Possible Paper Themes based on the Films

1. According to the films, what has been the impact of the Columbian legacy in North America? Critically assess the way the films present this impact.

2. How have native and non-native Americans differed in their perceptions of nature?

3. How have people in Native American, European, and African cultures related to animals and plants?

4. Can or should a balance between humans and nature be restored?

5. What spiritual themes and meanings do you find in the films?

6. Do men and women have different or special ways of knowing nature?

7. How are differing ways of life of Native African, and European portrayed in the films?

8. How are environmental values conveyed through the medium of film and video? What can or cannot be transmitted through this medium?

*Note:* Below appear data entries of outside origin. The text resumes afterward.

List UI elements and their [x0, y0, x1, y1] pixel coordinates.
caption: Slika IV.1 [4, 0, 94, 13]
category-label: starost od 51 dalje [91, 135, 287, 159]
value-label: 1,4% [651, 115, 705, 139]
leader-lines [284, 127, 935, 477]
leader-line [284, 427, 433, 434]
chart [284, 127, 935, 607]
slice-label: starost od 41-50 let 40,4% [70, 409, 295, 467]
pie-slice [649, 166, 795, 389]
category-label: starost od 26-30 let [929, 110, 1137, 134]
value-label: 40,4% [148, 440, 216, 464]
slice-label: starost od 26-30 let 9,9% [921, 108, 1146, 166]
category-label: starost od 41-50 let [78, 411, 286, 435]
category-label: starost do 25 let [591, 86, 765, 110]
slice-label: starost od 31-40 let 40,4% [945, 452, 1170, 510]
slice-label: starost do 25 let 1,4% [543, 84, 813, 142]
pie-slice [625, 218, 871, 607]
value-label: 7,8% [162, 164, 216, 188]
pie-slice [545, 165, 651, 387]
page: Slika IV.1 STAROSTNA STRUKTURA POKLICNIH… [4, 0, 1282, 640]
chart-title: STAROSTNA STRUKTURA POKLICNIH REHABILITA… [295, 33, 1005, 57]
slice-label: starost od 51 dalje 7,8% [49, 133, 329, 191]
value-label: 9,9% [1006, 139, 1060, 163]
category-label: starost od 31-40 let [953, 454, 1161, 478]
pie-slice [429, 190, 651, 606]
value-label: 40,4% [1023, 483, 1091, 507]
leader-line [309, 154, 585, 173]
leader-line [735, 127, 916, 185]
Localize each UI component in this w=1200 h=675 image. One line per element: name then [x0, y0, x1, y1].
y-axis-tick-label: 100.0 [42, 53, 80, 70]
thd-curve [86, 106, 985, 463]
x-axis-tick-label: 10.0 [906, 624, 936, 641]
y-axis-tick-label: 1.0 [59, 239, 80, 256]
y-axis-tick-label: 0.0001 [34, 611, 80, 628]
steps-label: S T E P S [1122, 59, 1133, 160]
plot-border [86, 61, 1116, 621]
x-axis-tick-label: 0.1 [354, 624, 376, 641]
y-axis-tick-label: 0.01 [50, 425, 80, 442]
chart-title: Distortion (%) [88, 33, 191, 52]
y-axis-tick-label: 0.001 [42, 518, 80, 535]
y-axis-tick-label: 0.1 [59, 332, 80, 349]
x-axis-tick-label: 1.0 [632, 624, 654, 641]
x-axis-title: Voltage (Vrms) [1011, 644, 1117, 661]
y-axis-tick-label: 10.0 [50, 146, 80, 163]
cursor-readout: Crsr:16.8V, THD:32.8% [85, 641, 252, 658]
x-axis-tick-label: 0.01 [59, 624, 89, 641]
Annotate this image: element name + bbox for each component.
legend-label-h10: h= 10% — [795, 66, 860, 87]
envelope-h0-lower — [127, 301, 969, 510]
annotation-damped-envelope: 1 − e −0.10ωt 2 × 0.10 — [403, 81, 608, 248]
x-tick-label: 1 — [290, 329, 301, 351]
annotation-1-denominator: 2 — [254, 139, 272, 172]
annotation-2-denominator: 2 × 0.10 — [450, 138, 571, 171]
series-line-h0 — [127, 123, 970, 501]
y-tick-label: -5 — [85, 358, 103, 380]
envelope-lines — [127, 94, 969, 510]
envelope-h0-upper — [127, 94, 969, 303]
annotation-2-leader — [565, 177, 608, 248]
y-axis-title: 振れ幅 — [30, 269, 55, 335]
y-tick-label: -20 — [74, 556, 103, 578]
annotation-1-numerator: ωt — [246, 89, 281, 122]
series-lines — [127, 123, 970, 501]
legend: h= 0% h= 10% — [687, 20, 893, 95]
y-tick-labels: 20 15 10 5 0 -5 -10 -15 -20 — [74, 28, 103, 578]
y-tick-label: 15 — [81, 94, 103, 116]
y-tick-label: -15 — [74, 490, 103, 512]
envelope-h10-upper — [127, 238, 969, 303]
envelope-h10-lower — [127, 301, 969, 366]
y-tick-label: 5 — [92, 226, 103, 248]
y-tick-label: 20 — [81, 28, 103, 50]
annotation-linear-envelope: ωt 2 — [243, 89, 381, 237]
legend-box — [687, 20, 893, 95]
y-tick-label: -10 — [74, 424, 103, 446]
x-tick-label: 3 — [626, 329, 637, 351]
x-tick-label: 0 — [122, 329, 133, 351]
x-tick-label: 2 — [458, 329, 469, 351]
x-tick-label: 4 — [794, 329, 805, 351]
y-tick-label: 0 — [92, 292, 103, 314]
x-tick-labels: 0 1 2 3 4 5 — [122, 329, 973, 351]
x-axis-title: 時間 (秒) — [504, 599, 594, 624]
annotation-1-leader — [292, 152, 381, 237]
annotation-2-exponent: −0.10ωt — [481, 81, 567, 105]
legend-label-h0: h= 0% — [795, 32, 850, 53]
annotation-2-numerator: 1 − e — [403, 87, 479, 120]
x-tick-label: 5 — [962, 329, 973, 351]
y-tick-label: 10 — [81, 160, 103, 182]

9. What kinds of assumptions about society, people, and nature underlie the stories portrayed in the films?

10. Can we enter into and absorb native peoples' values in trying to resolve environmental problems?

11. How is history portrayed through film and video? What techniques are successful? Unsuccessful? Why? What methods would you use to improve the films?

12. What are your own emotional and critical responses to the films? What is it about the images that brought out your responses? Are they compelling? Why or why not?

13. Put yourself in the shoes of a film-maker. Use the films to reflect on how you would communicate your own ideas and values about nature, Native, African, and European Americans through film? What kinds of images would you use? Would you include interviews, narratives, poetry, music?